5. The Hispanic Mortality Paradox is a situation whereby low SES populations have lower death rates than high SES populations when large numbers of Hispanics (primarily of Mexican origin) are present. Hummer et al. (2007) argue that the paradox is due to the fact that many Mexicans leave the United States for Mexico when death is imminent. More than 25 percent of the populations of California and Texas are of Hispanic origin, so these two states were eliminated from the sample frame.

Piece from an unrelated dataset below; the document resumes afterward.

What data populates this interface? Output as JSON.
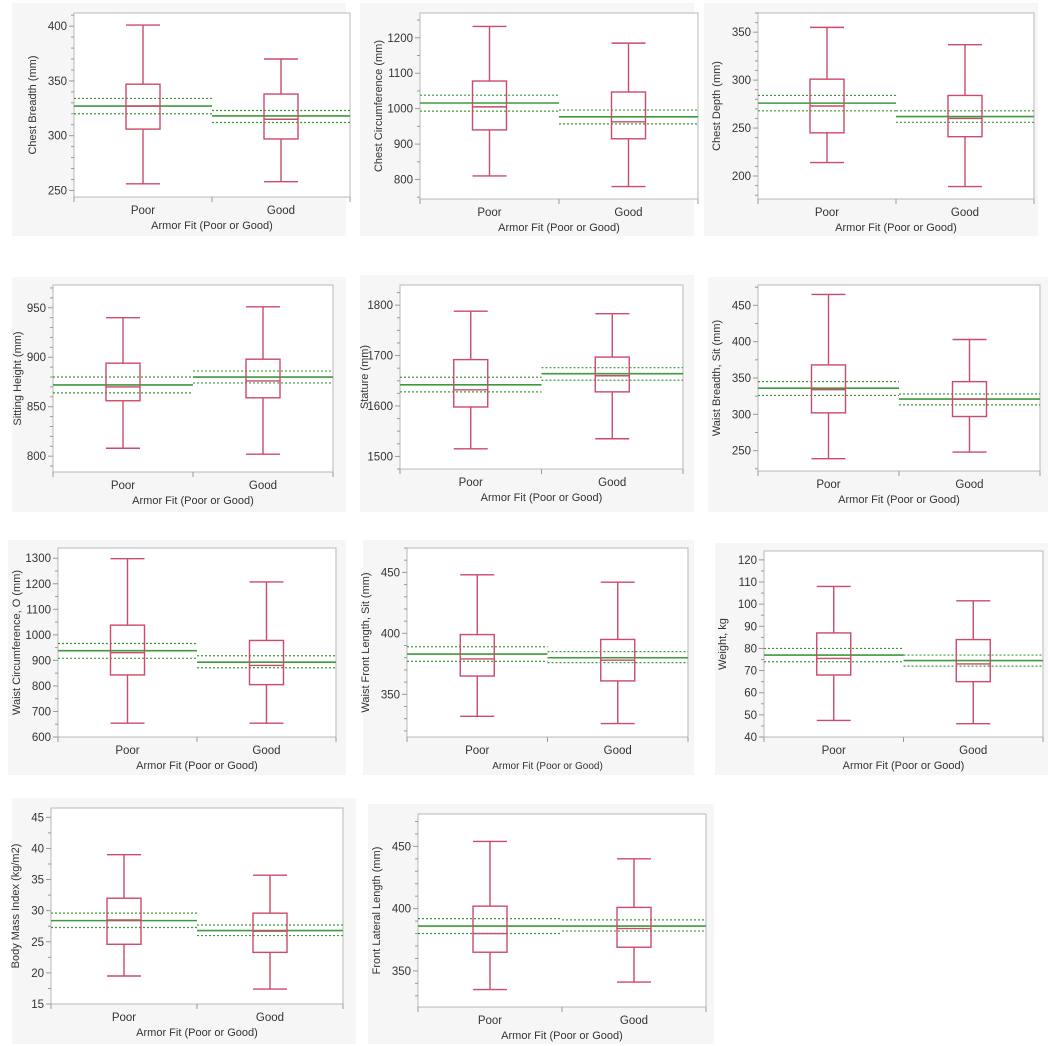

However, they were analyzed outside the scope of the study reported here and the expected confounding effects were found in Texas while a diminished relationship between SES and life expectancy was found in California.

6. Bennetts (1982) and Gilder (1980) discuss some of the cuts that occurred and their effects.

Appendix.

Note: Counties (by State) that were excluded from the analysis because of too few deaths (less than 50) in a given year.

Colorado : Clear Creek, Hinsdale, Jackson, Mineral, Pitkin, San Juan, and Summit are excluded from the HIGH SES set in 1970 and Clear Creek, Eagle, Elbert, Gilpin, Park, Pitkin, and Summit are excluded from the HIGH SES set in 1990. Costilla, Crowley, Custer, and Saguache are excluded from the LOW SES set in 1970 and Costilla, Crowley, Saguache, and Sedgwick are excluded from the LOW SES set in 1990

Florida : Union had only 44 deaths in 1970, but the estimated life expectancy did not appear to be wildly unreliable and since it was close to 50, it was retained as part of the LOW SES set.

Louisiana : Cameron Parish, that otherwise would have been in the HIGH SES set in both 1970 and 1990 was excluded because the number of deaths was below 50 in both of the two years.

Mississippi : No counties used in the analysis had fewer than 50 deaths in a given year.

Ohio : No counties used in the analysis had fewer than 50 deaths in a given year.

Pennsylvania : No counties used in the analysis had fewer than 50 deaths in a given year.

South Dakota : Custer, Haakon, Lyman, and Stanley are excluded from the HIGH SES set in 1970 and Custer and Scully are excluded from the HIGH SES set in 1990. Buffalo, Hanson, Hyde, Jerauld, and Ziebach are excluded from the LOW SES set in 1970 and Bennett, Buffalo, Dewey, Mellette, and Ziebach are excluded from the LOW SES set in 1990.

Washington : Skamania County is excluded from the High SES set in 1990 and Garfield County is excluded from the Low SES set in 1970.